OpenAI has unveiled, alongside Work Louder, a very interesting device: the new Codex Micro is a micro-keyboard that, for $230, aims to change how we work with coding agents. After months of development on Codex and ChatGPT Work, we finally have OpenAI’s first hardware device.
A keyboard designed for Codex agents
The kbd‑1.0‑codex‑micro, its official name, comes with dedicated RGB-backlit keys that show each agent’s status in real time. We can tell if it’s thinking, running, waiting, or finished, even before switching windows.
Its design offers two versions, clicky and silent, depending on your preference, and, when integrated with Codex, it lets us assign key actions such as accept, reject, start a new chat, or activate push‑to‑talk directly from the keyboard.
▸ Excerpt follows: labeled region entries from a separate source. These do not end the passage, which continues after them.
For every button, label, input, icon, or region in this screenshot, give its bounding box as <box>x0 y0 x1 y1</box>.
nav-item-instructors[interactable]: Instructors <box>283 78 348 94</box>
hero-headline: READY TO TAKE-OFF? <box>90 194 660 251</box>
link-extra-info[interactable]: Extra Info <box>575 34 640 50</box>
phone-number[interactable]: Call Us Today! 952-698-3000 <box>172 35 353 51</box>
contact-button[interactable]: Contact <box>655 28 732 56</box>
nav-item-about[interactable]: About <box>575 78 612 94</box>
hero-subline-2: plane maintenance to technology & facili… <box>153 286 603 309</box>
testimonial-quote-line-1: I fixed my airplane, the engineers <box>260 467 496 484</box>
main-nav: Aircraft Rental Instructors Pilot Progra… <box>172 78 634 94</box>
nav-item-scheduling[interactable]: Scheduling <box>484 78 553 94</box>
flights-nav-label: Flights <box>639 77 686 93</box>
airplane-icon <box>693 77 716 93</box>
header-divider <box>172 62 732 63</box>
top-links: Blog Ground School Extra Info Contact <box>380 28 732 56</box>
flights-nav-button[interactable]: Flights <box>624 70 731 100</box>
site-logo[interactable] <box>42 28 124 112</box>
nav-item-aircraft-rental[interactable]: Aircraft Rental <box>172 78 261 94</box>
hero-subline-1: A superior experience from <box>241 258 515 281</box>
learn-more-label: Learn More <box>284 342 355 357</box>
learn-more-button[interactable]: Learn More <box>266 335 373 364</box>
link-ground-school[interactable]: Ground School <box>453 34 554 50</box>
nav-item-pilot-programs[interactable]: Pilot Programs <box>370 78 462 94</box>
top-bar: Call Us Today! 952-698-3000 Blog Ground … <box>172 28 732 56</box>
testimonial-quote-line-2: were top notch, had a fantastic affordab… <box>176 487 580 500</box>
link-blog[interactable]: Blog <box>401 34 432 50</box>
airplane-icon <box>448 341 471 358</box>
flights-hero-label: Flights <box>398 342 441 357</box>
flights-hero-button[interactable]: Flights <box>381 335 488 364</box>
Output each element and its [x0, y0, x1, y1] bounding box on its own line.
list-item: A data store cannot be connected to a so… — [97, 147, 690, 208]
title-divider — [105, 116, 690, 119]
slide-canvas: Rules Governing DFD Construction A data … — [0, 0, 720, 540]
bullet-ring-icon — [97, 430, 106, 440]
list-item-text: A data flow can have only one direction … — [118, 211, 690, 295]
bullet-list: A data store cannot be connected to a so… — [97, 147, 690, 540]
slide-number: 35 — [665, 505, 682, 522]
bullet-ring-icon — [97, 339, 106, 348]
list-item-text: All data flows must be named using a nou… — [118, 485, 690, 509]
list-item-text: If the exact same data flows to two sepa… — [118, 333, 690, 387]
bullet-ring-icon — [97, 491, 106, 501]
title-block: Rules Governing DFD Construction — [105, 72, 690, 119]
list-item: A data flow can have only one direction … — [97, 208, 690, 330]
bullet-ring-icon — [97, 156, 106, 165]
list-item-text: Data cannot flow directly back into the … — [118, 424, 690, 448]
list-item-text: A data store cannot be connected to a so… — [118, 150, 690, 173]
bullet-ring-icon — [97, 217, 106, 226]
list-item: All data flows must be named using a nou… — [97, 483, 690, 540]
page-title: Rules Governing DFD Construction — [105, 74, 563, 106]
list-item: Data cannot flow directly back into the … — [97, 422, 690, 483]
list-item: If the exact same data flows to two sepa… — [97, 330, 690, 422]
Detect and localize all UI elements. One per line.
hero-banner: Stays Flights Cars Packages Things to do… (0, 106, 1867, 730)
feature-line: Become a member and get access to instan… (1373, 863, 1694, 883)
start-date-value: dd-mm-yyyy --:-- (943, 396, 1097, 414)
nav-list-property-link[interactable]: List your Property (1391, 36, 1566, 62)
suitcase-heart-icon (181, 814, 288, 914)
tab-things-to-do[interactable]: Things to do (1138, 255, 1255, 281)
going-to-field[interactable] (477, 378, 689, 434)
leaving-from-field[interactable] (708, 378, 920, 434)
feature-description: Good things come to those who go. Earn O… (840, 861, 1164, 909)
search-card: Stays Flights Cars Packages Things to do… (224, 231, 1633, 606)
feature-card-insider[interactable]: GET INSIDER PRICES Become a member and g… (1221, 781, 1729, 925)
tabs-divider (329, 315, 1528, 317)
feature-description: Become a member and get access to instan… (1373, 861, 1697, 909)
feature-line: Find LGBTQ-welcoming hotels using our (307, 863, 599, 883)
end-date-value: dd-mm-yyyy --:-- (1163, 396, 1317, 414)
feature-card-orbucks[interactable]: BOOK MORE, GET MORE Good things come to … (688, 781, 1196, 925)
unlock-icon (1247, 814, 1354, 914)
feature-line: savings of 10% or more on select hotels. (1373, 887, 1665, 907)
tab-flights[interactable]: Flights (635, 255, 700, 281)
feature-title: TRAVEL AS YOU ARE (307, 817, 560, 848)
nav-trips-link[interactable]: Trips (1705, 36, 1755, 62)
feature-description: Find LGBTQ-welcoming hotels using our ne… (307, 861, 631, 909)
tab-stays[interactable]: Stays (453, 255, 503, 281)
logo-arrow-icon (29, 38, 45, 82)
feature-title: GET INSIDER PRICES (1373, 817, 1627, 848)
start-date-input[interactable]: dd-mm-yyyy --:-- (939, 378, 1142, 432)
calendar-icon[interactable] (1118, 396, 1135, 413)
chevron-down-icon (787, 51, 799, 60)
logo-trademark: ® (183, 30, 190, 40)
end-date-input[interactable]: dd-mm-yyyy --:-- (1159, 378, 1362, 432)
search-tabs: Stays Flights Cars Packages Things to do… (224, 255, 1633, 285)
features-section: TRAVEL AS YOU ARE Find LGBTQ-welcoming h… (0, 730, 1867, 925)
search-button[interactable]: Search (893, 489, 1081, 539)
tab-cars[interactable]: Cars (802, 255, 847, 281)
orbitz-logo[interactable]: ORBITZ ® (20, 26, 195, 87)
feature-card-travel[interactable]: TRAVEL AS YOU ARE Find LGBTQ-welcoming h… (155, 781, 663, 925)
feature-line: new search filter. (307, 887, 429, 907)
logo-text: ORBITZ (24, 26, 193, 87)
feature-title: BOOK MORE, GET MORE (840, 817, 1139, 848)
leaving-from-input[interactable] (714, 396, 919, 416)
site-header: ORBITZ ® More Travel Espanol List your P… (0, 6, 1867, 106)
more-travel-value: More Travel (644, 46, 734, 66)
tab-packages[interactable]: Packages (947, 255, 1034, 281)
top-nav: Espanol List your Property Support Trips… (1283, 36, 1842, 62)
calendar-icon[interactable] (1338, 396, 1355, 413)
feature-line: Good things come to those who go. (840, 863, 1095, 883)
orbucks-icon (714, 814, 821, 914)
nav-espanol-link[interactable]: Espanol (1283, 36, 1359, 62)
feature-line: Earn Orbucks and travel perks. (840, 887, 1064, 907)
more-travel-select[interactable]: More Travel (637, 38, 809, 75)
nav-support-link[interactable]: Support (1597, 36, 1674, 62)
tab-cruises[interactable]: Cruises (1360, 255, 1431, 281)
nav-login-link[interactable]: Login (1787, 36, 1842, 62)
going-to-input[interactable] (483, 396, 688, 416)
The device also features a dial to adjust the model’s reasoning power on the fly, something very useful when we switch between simple tasks and more complex analysis. Meanwhile, with the integrated joystick we can launch flows like reviewing a PR, debugging errors, or refactoring our code with a single touch.
The whole approach is very much in line with OpenAI’s philosophy, which seeks to integrate agents into our entire workflow and uses the new ChatGPT 5.6 to request execution permissions or apply more or less reasoning depending on the task.
This launch, although small in scope, shows that OpenAI is taking its first steps beyond software. After advances like its first Jalapeño chip, and now that we know what OpenAI’s first gadget will be, we’ll have to watch what comes next.